Song by Anthony Rapp, Adam Pascal, Daphne Rubin-Vega, Jesse L. Martin, Wilson Jermaine Heredia, Idina Menzel, Fredi Walker, and Taye Diggs

from the album Rent (Original Broadway Cast Recording)
- Genre: Show tune
- Length: 8:00 ("La Vie Bohème A") 1:53 ("La Vie Bohème B")
- Label: DreamWorks
- Songwriter: Jonathan Larson
- Producers: Arif Mardin; Steve Skinner;

= La Vie Bohème =

Song from the 1996 musical Rent

"La Vie Bohème" (French for 'The Bohemian Life') is a song from the 1996 musical Rent. It is a celebration of bohemianism, especially the type present in 1980s Alphabet City, Manhattan, which begins with a mocking of the character Benny's statement that "Bohemia is dead". The song features the characters of Rent listing ideas, people, trends, and other symbols of bohemianism and shouting out what and who inspires them, such as jazz poet Langston Hughes and counterculture-era comedian Lenny Bruce.

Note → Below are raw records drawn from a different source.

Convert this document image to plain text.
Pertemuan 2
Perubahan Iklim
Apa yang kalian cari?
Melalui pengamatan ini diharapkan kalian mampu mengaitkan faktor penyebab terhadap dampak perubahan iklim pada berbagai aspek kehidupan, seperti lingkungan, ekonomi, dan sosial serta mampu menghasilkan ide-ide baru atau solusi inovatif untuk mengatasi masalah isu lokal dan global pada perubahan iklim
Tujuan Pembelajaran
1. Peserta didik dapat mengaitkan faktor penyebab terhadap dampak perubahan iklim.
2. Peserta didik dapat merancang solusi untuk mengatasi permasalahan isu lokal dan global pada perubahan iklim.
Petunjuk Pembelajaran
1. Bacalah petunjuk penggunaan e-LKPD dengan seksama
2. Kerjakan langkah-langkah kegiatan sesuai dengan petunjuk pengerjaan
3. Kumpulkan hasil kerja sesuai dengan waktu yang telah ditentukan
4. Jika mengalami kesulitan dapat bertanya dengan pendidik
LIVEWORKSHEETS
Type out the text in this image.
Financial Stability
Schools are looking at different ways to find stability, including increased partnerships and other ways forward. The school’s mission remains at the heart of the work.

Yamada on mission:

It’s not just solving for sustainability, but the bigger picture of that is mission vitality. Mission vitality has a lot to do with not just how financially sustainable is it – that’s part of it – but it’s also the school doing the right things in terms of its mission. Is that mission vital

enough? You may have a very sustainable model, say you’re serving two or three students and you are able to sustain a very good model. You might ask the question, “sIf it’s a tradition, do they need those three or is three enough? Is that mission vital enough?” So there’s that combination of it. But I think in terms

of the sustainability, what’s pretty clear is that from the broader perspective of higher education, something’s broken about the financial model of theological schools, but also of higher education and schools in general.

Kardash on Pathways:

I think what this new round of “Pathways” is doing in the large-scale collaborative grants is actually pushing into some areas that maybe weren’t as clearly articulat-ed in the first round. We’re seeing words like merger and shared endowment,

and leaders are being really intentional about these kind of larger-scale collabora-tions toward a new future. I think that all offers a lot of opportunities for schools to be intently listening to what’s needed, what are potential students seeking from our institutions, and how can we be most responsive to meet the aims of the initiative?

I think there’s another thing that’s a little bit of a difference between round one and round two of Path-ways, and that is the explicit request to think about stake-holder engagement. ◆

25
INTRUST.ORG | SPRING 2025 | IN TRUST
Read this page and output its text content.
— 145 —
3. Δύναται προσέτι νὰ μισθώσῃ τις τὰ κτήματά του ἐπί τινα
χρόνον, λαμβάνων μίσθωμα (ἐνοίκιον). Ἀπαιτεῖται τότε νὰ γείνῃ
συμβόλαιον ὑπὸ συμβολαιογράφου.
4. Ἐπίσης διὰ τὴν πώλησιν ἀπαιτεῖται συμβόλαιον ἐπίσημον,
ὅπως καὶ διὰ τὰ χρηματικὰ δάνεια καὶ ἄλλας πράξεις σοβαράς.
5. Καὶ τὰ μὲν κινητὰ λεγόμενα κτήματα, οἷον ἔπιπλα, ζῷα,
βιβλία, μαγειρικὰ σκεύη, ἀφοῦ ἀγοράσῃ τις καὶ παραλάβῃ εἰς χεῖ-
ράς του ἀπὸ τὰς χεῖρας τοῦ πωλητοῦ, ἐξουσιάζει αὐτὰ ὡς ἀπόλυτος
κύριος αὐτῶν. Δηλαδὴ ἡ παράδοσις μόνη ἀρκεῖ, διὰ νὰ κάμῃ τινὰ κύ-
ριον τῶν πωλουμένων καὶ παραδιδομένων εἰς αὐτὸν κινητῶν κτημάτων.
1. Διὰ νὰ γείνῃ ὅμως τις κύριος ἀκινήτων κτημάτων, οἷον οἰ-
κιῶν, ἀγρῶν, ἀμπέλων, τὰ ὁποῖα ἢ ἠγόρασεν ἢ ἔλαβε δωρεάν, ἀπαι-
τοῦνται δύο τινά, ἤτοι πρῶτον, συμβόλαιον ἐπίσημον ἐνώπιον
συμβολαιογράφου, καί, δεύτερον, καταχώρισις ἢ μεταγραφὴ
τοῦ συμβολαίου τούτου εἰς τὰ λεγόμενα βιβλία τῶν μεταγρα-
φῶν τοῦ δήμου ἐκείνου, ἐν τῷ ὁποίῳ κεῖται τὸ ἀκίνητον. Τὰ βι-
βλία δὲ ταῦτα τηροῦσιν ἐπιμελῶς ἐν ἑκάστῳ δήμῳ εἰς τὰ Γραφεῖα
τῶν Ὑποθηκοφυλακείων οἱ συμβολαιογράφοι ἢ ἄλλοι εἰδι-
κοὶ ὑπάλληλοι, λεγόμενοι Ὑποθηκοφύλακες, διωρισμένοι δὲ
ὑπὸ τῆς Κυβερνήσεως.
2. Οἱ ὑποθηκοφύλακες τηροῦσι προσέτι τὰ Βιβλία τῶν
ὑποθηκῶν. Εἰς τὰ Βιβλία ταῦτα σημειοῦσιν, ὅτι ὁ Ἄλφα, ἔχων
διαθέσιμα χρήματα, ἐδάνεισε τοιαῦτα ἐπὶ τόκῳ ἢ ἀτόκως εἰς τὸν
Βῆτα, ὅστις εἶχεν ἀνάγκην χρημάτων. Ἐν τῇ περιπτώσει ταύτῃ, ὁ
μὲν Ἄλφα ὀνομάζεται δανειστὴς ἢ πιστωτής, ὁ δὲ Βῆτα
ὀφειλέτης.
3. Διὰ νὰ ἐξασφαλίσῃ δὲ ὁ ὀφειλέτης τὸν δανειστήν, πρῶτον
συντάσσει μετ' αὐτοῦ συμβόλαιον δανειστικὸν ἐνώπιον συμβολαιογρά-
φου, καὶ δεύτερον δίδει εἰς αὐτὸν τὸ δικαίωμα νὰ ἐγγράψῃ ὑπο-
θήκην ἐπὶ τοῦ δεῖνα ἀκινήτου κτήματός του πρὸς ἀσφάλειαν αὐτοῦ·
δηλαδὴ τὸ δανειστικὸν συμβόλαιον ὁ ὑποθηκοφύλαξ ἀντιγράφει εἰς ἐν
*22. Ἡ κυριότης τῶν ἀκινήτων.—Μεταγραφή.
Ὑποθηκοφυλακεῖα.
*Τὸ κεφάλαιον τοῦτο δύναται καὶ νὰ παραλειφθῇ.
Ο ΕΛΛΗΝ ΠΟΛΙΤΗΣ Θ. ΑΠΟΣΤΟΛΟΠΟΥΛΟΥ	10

The song is broken into two parts, labeled "La Vie Bohème A" and "La Vie Bohème B"; between the two halves of the song is an interlude ("I Should Tell You") featuring a romantic duet between the characters Roger and Mimi, during which they each learn that the other is HIV+ and tentatively decide to begin a relationship together. In the stage musical, the second part of the song opens with a brief dialogue between the characters Maureen and Joanne discussing a protest instigated by Maureen earlier in the play, before the cast continues the celebration of bohemianism. La Vie Bohème concludes Act 1, the first act of two in Rent.